Over the years, the British Broadcasting Corporation (BBC) has been held up as an example of accuracy and reliability. But now it is reeling after scorching charges of sloppy, inaccurate reporting of its claim that British Prime Minister Tony Blair manipulated - specifically "sexed up" - intelligence reports about Saddam Hussein's Iraqi weapons arsenal in order to justify the case for going to war.
Mr. Blair vigorously denied the charge, and a British judge was assigned to investigate. After months of inquiry, the judge, Lord Hutton, has ripped the BBC's reporting, and cleared Blair. Amid abject statements of apology, the BBC's chairman has resigned, followed by its director general, and the reporter who aired the story.
US journalists still are recovering from the discovery that New York Times reporter Jayson Blair invented interviews, lifted quotes, and plagiarized and fabricated material in a string of stories. The scandal brought down the paper's two top editors.
It isn't the first time great journalistic institutions have been misled by sources, or betrayed by staffers. When such disservice to readers, or listeners, or viewers is discovered, they must go public, correct the error, apologize, and take disciplinary action.
In the case of the BBC, the issue is complicated by the fact that it is a government- funded broadcasting service. But it is jealous of its independence, and in the assertion of that independence, its journalists are sometimes wont to lash out at the hand that feeds them.
The Weekly Standard a few months ago quoted a sometime BBC commentator, Janet Daley, as writing in the (London) Daily Telegraph: "BBC staff often say proudly that it is their responsibility to oppose whatever government is in power. Well, actually, it isn't. Examination and analysis are the business of tax-funded journalism. Opposition is the business of mandated politicians."
The US similarly has a government-funded broadcasting service in the Voice of America. But unlike the BBC, it is precluded by its charter from broadcasting internally. Its role is to tell America's story abroad. It has a wide international audience reached primarily by shortwave broadcasting that offers straight news, but also features about American life and explanatory commentary on US policy.
There seems not much doubt that in some circles at the BBC there was a mind-set against the war in Iraq and an enthusiasm for finding fault with the prime minister's lonely stand in support of it.
Reporters, shouldn't, because of professional obligations to fairness and objectivity, be denied the right to personal views about the issues they report on.

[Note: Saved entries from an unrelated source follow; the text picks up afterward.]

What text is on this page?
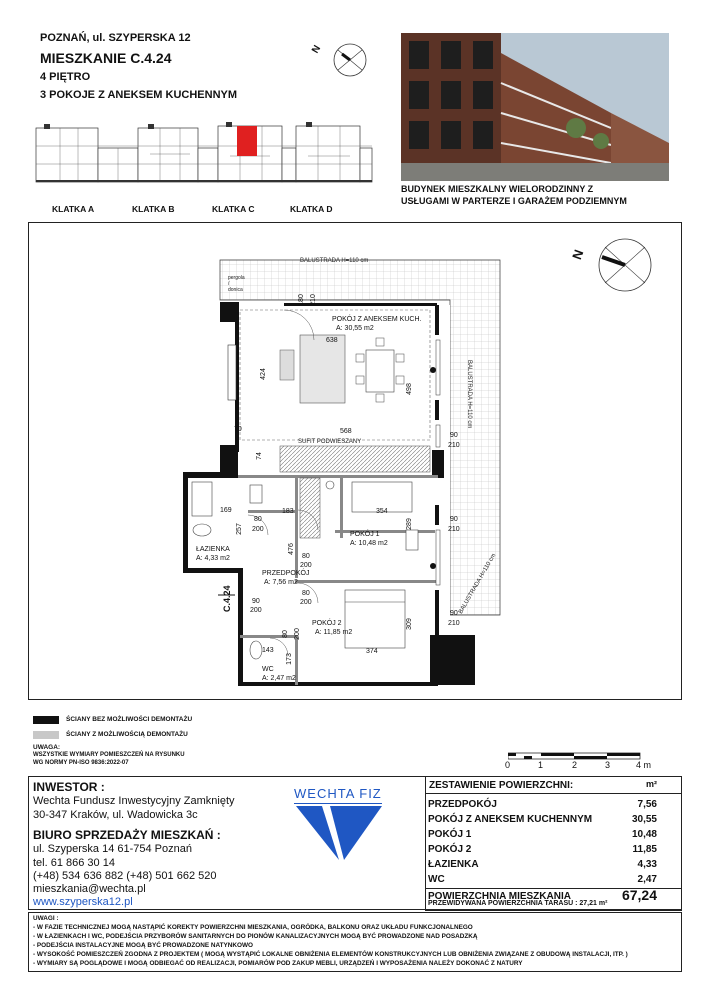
POZNAŃ, ul. SZYPERSKA 12
MIESZKANIE C.4.24
4 PIĘTRO
3 POKOJE Z ANEKSEM KUCHENNYM
N
KLATKA A	KLATKA B	KLATKA C	KLATKA D
BUDYNEK MIESZKALNY WIELORODZINNY Z
USŁUGAMI W PARTERZE I GARAŻEM PODZIEMNYM
N
BALUSTRADA H=110 cm
BALUSTRADA H=110 cm
BALUSTRADA H=110 cm
pergola / donica
SUFIT PODWIESZANY
POKÓJ Z ANEKSEM KUCH.
A: 30,55 m2
POKÓJ 1
A: 10,48 m2
POKÓJ 2
A: 11,85 m2
PRZEDPOKÓJ
A: 7,56 m2
ŁAZIENKA
A: 4,33 m2
WC
A: 2,47 m2
C.4.24
638
568
424
498
70
74
354
289
169	183
257
476
374
309
143
173
180 210
90
210
90
210
90
210
80
200
80
200
80
200
90
200
80 200
ŚCIANY BEZ MOŻLIWOŚCI DEMONTAŻU
ŚCIANY Z MOŻLIWOŚCIĄ DEMONTAŻU
UWAGA:
WSZYSTKIE WYMIARY POMIESZCZEŃ NA RYSUNKU
WG NORMY PN-ISO 9836:2022-07	0	1	2	3	4 m
INWESTOR :
Wechta Fundusz Inwestycyjny Zamknięty
30-347 Kraków, ul. Wadowicka 3c
BIURO SPRZEDAŻY MIESZKAŃ :
ul. Szyperska 14 61-754 Poznań
tel. 61 866 30 14
(+48) 534 636 882 (+48) 501 662 520
mieszkania@wechta.pl
www.szyperska12.pl
WECHTA FIZ
ZESTAWIENIE POWIERZCHNI:	m²
PRZEDPOKÓJ	7,56
POKÓJ Z ANEKSEM KUCHENNYM	30,55
POKÓJ 1	10,48
POKÓJ 2	11,85
ŁAZIENKA	4,33
WC	2,47
POWIERZCHNIA MIESZKANIA	67,24
PRZEWIDYWANA POWIERZCHNIA TARASU : 27,21 m²
UWAGI :
- W FAZIE TECHNICZNEJ MOGĄ NASTĄPIĆ KOREKTY POWIERZCHNI MIESZKANIA, OGRÓDKA, BALKONU ORAZ UKŁADU FUNKCJONALNEGO
- W ŁAZIENKACH I WC, PODEJŚCIA PRZYBORÓW SANITARNYCH DO PIONÓW KANALIZACYJNYCH MOGĄ BYĆ PROWADZONE NAD POSADZKĄ
- PODEJŚCIA INSTALACYJNE MOGĄ BYĆ PROWADZONE NATYNKOWO
- WYSOKOŚĆ POMIESZCZEŃ ZGODNA Z PROJEKTEM ( MOGĄ WYSTĄPIĆ LOKALNE OBNIŻENIA ELEMENTÓW KONSTRUKCYJNYCH LUB OBNIŻENIA ZWIĄZANE Z OBUDOWĄ INSTALACJI, ITP. )
- WYMIARY SĄ POGLĄDOWE I MOGĄ ODBIEGAĆ OD REALIZACJI, POMIARÓW POD ZAKUP MEBLI, URZĄDZEŃ I WYPOSAŻENIA NALEŻY DOKONAĆ Z NATURY
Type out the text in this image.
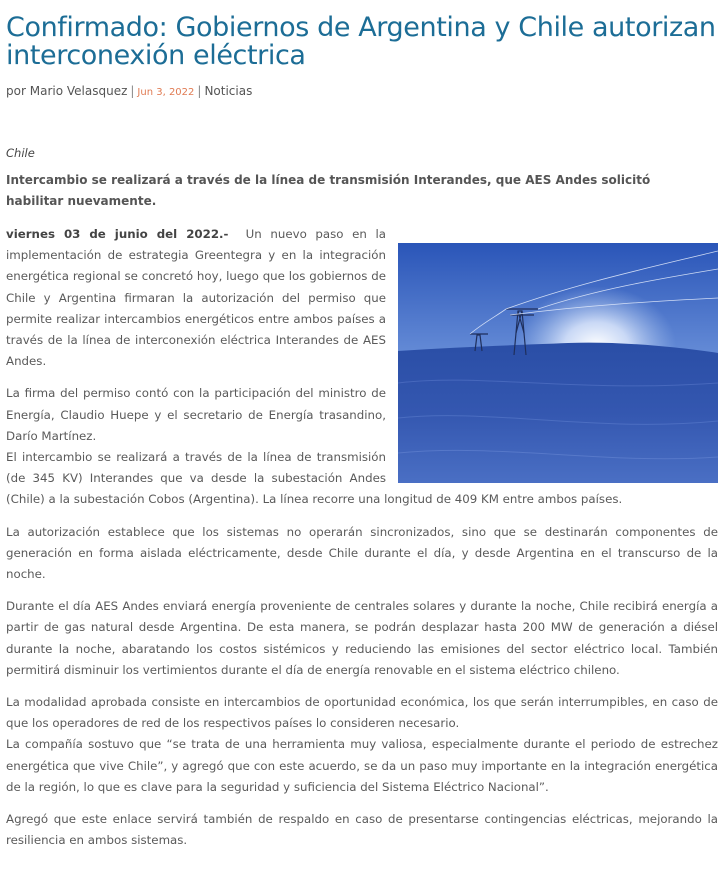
Confirmado: Gobiernos de Argentina y Chile autorizan interconexión eléctrica
por Mario Velasquez | Jun 3, 2022 | Noticias
Chile
Intercambio se realizará a través de la línea de transmisión Interandes, que AES Andes solicitó habilitar nuevamente.

viernes 03 de junio del 2022.- Un nuevo paso en la implementación de estrategia Greentegra y en la integración energética regional se concretó hoy, luego que los gobiernos de Chile y Argentina firmaran la autorización del permiso que permite realizar intercambios energéticos entre ambos países a través de la línea de interconexión eléctrica Interandes de AES Andes.

La firma del permiso contó con la participación del ministro de Energía, Claudio Huepe y el secretario de Energía trasandino, Darío Martínez.

El intercambio se realizará a través de la línea de transmisión (de 345 KV) Interandes que va desde la subestación Andes (Chile) a la subestación Cobos (Argentina). La línea recorre una longitud de 409 KM entre ambos países.

La autorización establece que los sistemas no operarán sincronizados, sino que se destinarán componentes de generación en forma aislada eléctricamente, desde Chile durante el día, y desde Argentina en el transcurso de la noche.

Durante el día AES Andes enviará energía proveniente de centrales solares y durante la noche, Chile recibirá energía a partir de gas natural desde Argentina. De esta manera, se podrán desplazar hasta 200 MW de generación a diésel durante la noche, abaratando los costos sistémicos y reduciendo las emisiones del sector eléctrico local. También permitirá disminuir los vertimientos durante el día de energía renovable en el sistema eléctrico chileno.

La modalidad aprobada consiste en intercambios de oportunidad económica, los que serán interrumpibles, en caso de que los operadores de red de los respectivos países lo consideren necesario.

La compañía sostuvo que “se trata de una herramienta muy valiosa, especialmente durante el periodo de estrechez energética que vive Chile”, y agregó que con este acuerdo, se da un paso muy importante en la integración energética de la región, lo que es clave para la seguridad y suficiencia del Sistema Eléctrico Nacional”.

Agregó que este enlace servirá también de respaldo en caso de presentarse contingencias eléctricas, mejorando la resiliencia en ambos sistemas.
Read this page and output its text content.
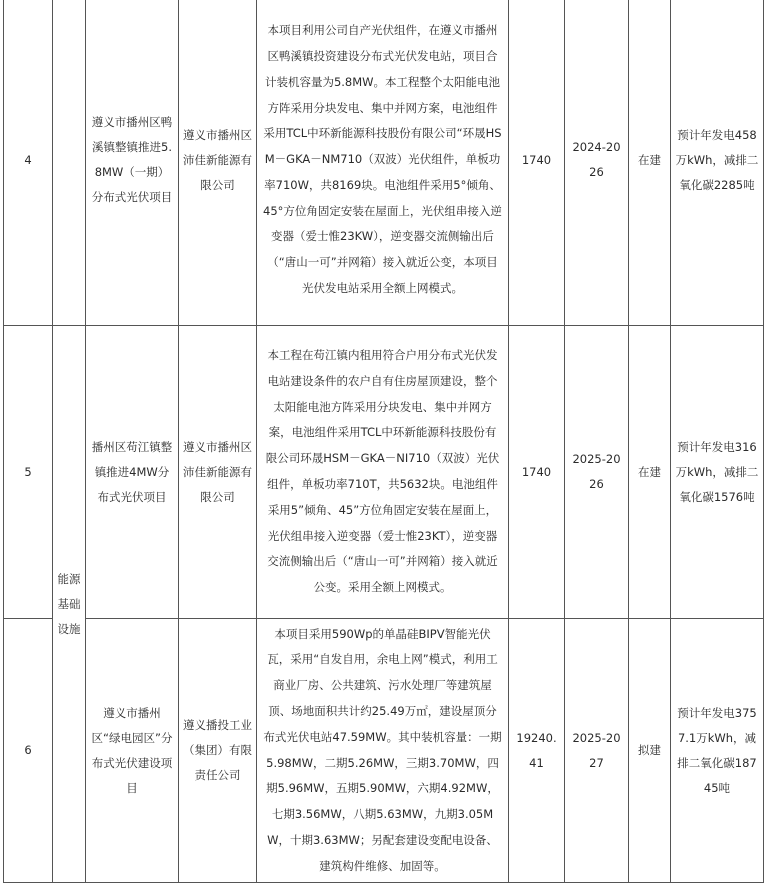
4		遵义市播州区鸭溪镇整镇推进5.8MW（一期）分布式光伏项目	遵义市播州区沛佳新能源有限公司	本项目利用公司自产光伏组件，在遵义市播州区鸭溪镇投资建设分布式光伏发电站，项目合计装机容量为5.8MW。本工程整个太阳能电池方阵采用分块发电、集中并网方案，电池组件采用TCL中环新能源科技股份有限公司“环晟HSM－GKA－NM710（双波）光伏组件，单板功率710W，共8169块。电池组件采用5°倾角、45°方位角固定安装在屋面上，光伏组串接入逆变器（爱士惟23KW），逆变器交流侧输出后（“唐山一可”并网箱）接入就近公变，本项目光伏发电站采用全额上网模式。	1740	2024-2026	在建	预计年发电458万kWh，减排二氧化碳2285吨
5	能源基础设施	播州区苟江镇整镇推进4MW分布式光伏项目	遵义市播州区沛佳新能源有限公司	本工程在苟江镇内租用符合户用分布式光伏发电站建设条件的农户自有住房屋顶建设，整个太阳能电池方阵采用分块发电、集中并网方案，电池组件采用TCL中环新能源科技股份有限公司环晟HSM－GKA－NI710（双波）光伏组件，单板功率710T，共5632块。电池组件采用5”倾角、45”方位角固定安装在屋面上，光伏组串接入逆变器（爱士惟23KT），逆变器交流侧输出后（“唐山一可”并网箱）接入就近公变。采用全额上网模式。	1740	2025-2026	在建	预计年发电316万kWh，减排二氧化碳1576吨
6		遵义市播州区“绿电园区”分布式光伏建设项目	遵义播投工业（集团）有限责任公司	本项目采用590Wp的单晶硅BIPV智能光伏瓦，采用“自发自用，余电上网”模式，利用工商业厂房、公共建筑、污水处理厂等建筑屋顶、场地面积共计约25.49万㎡，建设屋顶分布式光伏电站47.59MW。其中装机容量：一期5.98MW，二期5.26MW，三期3.70MW，四期5.96MW，五期5.90MW，六期4.92MW，七期3.56MW，八期5.63MW，九期3.05MW，十期3.63MW；另配套建设变配电设备、建筑构件维修、加固等。	19240.41	2025-2027	拟建	预计年发电3757.1万kWh，减排二氧化碳18745吨
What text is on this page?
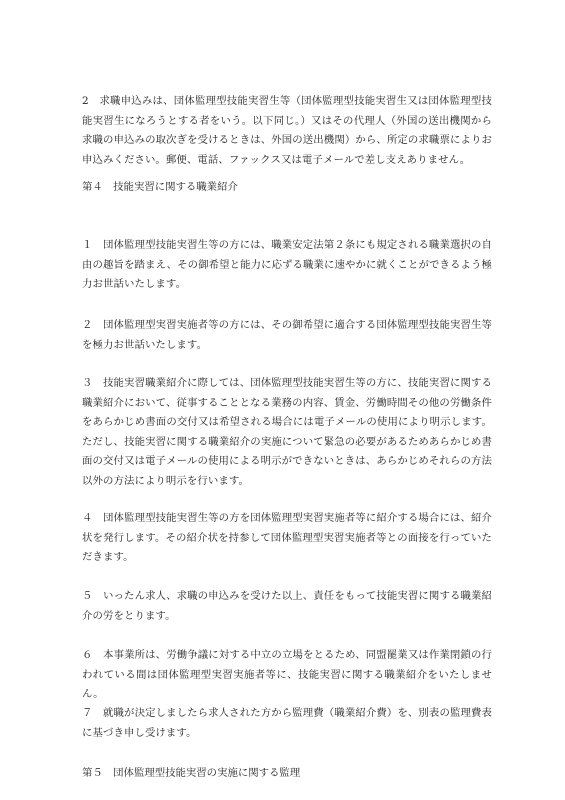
2　求職申込みは、団体監理型技能実習生等（団体監理型技能実習生又は団体監理型技能実習生になろうとする者をいう。以下同じ。）又はその代理人（外国の送出機関から求職の申込みの取次ぎを受けるときは、外国の送出機関）から、所定の求職票によりお申込みください。郵便、電話、ファックス又は電子メールで差し支えありません。

第４　技能実習に関する職業紹介

１　団体監理型技能実習生等の方には、職業安定法第２条にも規定される職業選択の自由の趣旨を踏まえ、その御希望と能力に応ずる職業に速やかに就くことができるよう極力お世話いたします。

２　団体監理型実習実施者等の方には、その御希望に適合する団体監理型技能実習生等を極力お世話いたします。

３　技能実習職業紹介に際しては、団体監理型技能実習生等の方に、技能実習に関する職業紹介において、従事することとなる業務の内容、賃金、労働時間その他の労働条件をあらかじめ書面の交付又は希望される場合には電子メールの使用により明示します。ただし、技能実習に関する職業紹介の実施について緊急の必要があるためあらかじめ書面の交付又は電子メールの使用による明示ができないときは、あらかじめそれらの方法以外の方法により明示を行います。

４　団体監理型技能実習生等の方を団体監理型実習実施者等に紹介する場合には、紹介状を発行します。その紹介状を持参して団体監理型実習実施者等との面接を行っていただきます。

５　いったん求人、求職の申込みを受けた以上、責任をもって技能実習に関する職業紹介の労をとります。

６　本事業所は、労働争議に対する中立の立場をとるため、同盟罷業又は作業閉鎖の行われている間は団体監理型実習実施者等に、技能実習に関する職業紹介をいたしません。

７　就職が決定しましたら求人された方から監理費（職業紹介費）を、別表の監理費表に基づき申し受けます。

第５　団体監理型技能実習の実施に関する監理
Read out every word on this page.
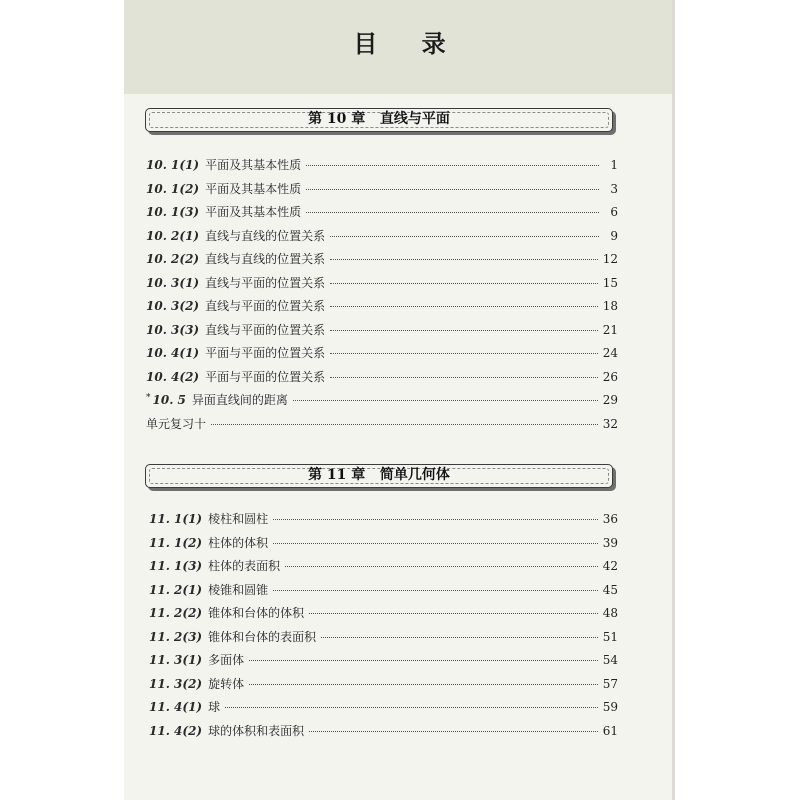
目 录
第 10 章   直线与平面
10. 1(1) 平面及其基本性质	1
10. 1(2) 平面及其基本性质	3
10. 1(3) 平面及其基本性质	6
10. 2(1) 直线与直线的位置关系	9
10. 2(2) 直线与直线的位置关系	12
10. 3(1) 直线与平面的位置关系	15
10. 3(2) 直线与平面的位置关系	18
10. 3(3) 直线与平面的位置关系	21
10. 4(1) 平面与平面的位置关系	24
10. 4(2) 平面与平面的位置关系	26
* 10. 5 异面直线间的距离	29
单元复习十	32
第 11 章   简单几何体
11. 1(1) 棱柱和圆柱	36
11. 1(2) 柱体的体积	39
11. 1(3) 柱体的表面积	42
11. 2(1) 棱锥和圆锥	45
11. 2(2) 锥体和台体的体积	48
11. 2(3) 锥体和台体的表面积	51
11. 3(1) 多面体	54
11. 3(2) 旋转体	57
11. 4(1) 球	59
11. 4(2) 球的体积和表面积	61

But unless they're columnists, commentators, or editorial writers, those personal views shouldn't be manifest in, or influence, what they report for their institutions.
Did the BBC fall prey to the quest for "hip" and "smart" reporting that has afflicted some of today's journalism, notably on some of the cable TV channels and the so-called newsmagazine TV shows that aren't news shows? Did a BBC bias manipulate its reporting against the British prime minister and his pro-Iraqi war stand?
Both the US and Britain are initiating inquiries into intelligence used in deciding whether to go to war with Iraq.
There are some lessons from the BBC debacle to be pondered by American politicians on both sides of the issue, by the press that will properly be digging into it, and by the public they serve.
In the midst of a war on terrorism, the quality of intelligence, both past and future, is too important to be sullied by partisan politics or sloppy journalism.
• John Hughes, a former editor of the Monitor, was director of the Voice of America in the Reagan administration.